I knew enough about Tom's condition not to take this personally. There could have been any number of reasons for him to have left in the middle of the tune like that, and there was no point in worrying about what they were. More pressing was the question of what to actually do about it. I considered simply stopping right where I was, walking off the stage myself, and forgetting the whole thing. I considered just finishing up the melody and cutting it off there. But what I decided was this: people are there listening, so I might as well give them some music. So I played the rest of the melody myself, took a rather perfunctory but serviceable solo chorus, and as I was getting ready to play the head out, Tom rejoined me, so we did finish the tune together. The bassist and drummer came back with him, and Tom asked if I would join them for a tune everyone knew, so we played Like Someone In Love." The bassist informed me they did this in Ab, which is not one of the three keys this tune is most commonly played in. But I had spent the better part of two years learning to handle just that sort of situation - basically teaching myself to transpose by ear. So while it might not have been a great performance on my part, I acquitted myself well enough. And that was that.
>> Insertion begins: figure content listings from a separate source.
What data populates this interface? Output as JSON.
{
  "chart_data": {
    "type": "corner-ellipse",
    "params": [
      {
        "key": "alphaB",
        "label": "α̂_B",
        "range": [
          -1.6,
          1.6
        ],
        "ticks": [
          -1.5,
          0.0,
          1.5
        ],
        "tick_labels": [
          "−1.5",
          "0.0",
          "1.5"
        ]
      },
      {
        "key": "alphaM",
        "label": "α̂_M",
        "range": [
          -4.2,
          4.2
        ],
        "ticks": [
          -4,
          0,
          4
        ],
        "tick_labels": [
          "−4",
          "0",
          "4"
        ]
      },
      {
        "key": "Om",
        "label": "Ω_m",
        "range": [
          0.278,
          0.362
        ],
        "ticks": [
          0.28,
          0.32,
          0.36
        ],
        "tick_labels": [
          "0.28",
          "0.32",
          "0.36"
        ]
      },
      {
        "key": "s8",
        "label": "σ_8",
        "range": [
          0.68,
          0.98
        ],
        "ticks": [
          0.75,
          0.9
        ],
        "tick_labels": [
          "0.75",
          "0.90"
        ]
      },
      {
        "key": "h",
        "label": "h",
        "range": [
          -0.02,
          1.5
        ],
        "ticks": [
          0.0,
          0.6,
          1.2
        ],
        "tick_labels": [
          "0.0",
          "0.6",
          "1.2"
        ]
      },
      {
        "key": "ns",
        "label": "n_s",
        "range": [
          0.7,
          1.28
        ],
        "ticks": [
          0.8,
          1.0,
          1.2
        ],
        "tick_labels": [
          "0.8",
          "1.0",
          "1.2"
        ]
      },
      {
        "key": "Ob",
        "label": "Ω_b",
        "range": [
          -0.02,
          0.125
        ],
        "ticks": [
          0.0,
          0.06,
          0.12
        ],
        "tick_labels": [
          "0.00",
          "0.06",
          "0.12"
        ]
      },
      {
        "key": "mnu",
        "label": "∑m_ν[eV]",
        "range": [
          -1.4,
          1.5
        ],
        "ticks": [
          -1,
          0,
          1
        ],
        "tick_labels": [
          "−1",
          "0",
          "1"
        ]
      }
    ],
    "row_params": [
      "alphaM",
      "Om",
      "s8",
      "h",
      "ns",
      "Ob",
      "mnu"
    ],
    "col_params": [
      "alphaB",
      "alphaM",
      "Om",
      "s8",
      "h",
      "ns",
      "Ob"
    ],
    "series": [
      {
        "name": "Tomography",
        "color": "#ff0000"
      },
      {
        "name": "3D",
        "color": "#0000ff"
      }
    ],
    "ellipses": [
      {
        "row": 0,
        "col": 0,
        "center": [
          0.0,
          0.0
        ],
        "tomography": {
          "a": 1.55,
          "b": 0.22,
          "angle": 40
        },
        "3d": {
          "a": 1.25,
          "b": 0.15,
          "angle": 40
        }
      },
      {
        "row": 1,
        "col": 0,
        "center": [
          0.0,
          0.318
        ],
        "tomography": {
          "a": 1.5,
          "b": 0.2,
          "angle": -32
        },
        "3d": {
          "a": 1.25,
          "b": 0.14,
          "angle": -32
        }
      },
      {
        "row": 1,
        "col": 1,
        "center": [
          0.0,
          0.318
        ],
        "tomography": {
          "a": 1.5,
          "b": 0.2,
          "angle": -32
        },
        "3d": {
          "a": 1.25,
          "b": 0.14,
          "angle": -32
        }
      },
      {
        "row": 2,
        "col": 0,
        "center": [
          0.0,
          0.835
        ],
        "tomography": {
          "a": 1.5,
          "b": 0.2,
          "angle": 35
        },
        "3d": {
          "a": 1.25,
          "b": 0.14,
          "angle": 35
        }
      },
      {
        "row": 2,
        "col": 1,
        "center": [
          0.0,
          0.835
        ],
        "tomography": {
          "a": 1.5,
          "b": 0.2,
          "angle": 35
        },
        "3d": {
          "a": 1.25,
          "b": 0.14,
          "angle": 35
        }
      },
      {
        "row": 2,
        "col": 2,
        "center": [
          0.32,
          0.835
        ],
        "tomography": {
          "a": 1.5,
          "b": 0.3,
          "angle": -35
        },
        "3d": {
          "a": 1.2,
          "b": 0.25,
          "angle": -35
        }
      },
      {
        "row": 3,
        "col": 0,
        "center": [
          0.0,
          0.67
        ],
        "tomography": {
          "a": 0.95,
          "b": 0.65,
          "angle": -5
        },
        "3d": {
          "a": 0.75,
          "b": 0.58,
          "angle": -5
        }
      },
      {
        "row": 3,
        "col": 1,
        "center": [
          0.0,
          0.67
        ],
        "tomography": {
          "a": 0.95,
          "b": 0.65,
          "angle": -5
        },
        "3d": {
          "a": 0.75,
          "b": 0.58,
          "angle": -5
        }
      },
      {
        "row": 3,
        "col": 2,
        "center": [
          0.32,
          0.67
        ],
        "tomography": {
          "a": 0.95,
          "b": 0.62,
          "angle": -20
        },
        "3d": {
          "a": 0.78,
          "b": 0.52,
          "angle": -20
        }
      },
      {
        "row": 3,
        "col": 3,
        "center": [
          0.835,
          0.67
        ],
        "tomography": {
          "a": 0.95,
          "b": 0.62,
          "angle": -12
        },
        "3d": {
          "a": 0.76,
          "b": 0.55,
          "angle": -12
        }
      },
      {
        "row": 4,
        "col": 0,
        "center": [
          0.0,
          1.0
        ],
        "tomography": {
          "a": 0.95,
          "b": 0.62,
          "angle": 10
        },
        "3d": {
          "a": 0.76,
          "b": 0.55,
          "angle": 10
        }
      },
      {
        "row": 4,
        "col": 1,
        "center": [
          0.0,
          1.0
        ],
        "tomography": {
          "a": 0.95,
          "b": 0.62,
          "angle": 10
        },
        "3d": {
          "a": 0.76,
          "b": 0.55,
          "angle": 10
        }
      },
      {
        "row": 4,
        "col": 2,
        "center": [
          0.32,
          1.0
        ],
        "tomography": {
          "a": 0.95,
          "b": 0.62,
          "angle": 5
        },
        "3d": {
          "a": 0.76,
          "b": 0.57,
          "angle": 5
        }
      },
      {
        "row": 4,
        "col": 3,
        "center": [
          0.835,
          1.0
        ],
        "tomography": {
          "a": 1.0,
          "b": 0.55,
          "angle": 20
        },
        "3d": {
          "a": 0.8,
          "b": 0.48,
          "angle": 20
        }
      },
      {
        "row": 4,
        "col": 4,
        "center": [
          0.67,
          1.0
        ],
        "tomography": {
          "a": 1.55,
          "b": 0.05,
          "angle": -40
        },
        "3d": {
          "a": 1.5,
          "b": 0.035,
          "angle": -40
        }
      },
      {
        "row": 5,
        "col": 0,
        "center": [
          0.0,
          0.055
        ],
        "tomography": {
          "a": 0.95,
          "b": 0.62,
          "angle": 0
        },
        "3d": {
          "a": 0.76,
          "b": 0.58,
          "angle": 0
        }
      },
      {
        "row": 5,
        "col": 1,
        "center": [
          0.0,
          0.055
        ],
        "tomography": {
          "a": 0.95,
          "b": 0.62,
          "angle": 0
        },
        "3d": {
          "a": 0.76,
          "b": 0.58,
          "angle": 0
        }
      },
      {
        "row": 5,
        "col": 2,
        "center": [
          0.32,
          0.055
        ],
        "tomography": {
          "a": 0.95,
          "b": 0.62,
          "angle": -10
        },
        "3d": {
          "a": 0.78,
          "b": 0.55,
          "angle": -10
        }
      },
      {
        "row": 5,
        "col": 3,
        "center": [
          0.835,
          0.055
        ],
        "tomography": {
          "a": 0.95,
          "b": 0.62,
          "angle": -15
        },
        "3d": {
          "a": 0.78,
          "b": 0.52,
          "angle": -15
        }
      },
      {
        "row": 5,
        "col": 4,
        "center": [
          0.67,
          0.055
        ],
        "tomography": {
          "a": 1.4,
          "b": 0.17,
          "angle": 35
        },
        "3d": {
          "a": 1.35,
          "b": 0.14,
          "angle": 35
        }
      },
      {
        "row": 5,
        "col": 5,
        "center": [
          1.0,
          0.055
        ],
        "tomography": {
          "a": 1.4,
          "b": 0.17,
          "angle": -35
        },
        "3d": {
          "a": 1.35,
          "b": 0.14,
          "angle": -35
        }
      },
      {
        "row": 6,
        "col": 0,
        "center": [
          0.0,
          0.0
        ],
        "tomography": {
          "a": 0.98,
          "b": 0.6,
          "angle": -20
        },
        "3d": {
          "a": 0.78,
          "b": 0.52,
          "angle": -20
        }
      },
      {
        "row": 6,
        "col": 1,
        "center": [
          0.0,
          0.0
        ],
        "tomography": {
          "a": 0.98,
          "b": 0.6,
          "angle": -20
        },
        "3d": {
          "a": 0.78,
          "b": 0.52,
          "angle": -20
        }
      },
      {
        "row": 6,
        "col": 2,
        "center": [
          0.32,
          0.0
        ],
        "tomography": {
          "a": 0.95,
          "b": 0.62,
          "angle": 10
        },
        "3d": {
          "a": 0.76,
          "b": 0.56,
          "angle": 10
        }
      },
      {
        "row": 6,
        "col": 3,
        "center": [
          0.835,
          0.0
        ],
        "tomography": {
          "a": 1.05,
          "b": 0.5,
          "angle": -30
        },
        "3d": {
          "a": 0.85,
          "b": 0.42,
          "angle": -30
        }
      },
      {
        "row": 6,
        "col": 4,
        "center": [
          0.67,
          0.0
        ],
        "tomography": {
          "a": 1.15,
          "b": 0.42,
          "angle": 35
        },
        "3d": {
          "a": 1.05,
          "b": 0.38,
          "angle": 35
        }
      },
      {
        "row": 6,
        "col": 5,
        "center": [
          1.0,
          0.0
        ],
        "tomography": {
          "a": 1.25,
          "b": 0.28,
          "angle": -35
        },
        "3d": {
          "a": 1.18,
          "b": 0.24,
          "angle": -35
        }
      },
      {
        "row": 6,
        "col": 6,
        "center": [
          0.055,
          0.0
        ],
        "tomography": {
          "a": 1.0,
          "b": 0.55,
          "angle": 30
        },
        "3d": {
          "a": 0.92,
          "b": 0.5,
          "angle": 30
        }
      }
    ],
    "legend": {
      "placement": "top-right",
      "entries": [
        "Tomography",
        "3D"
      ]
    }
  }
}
After the show, we speculated on what happened. Someone suggested to me that perhaps Tom had left because he felt bad about doing an encore without the rest of his band. Someone else told me the piano was turned up fairly high in the monitors because Tom had a relatively light touch, and when I played with my heavier touch, it may have been too loud for him. Just this week when my wife interviewed him for her radio show on KUVO, we learned that Sail Away has major personal significance for Tom, and it is possible that whatever he was thinking, he may have been overcome with emotion as well. But I cannot discount karma as an explanation, either.

I did get to talk to Tom myself a little right after playing with him, but of course I didn't come out and directly ask about that, and I think I'm just as happy not having a definitive answer. Oh well. I got to hear a nice concert, had a great time on Like Someone In Love, had that surreal ten second experience on Sail Away, and most of all, came away with a story to tell. Not a bad way to spend one's 40th birthday. Tom, if you're reading this, thank you!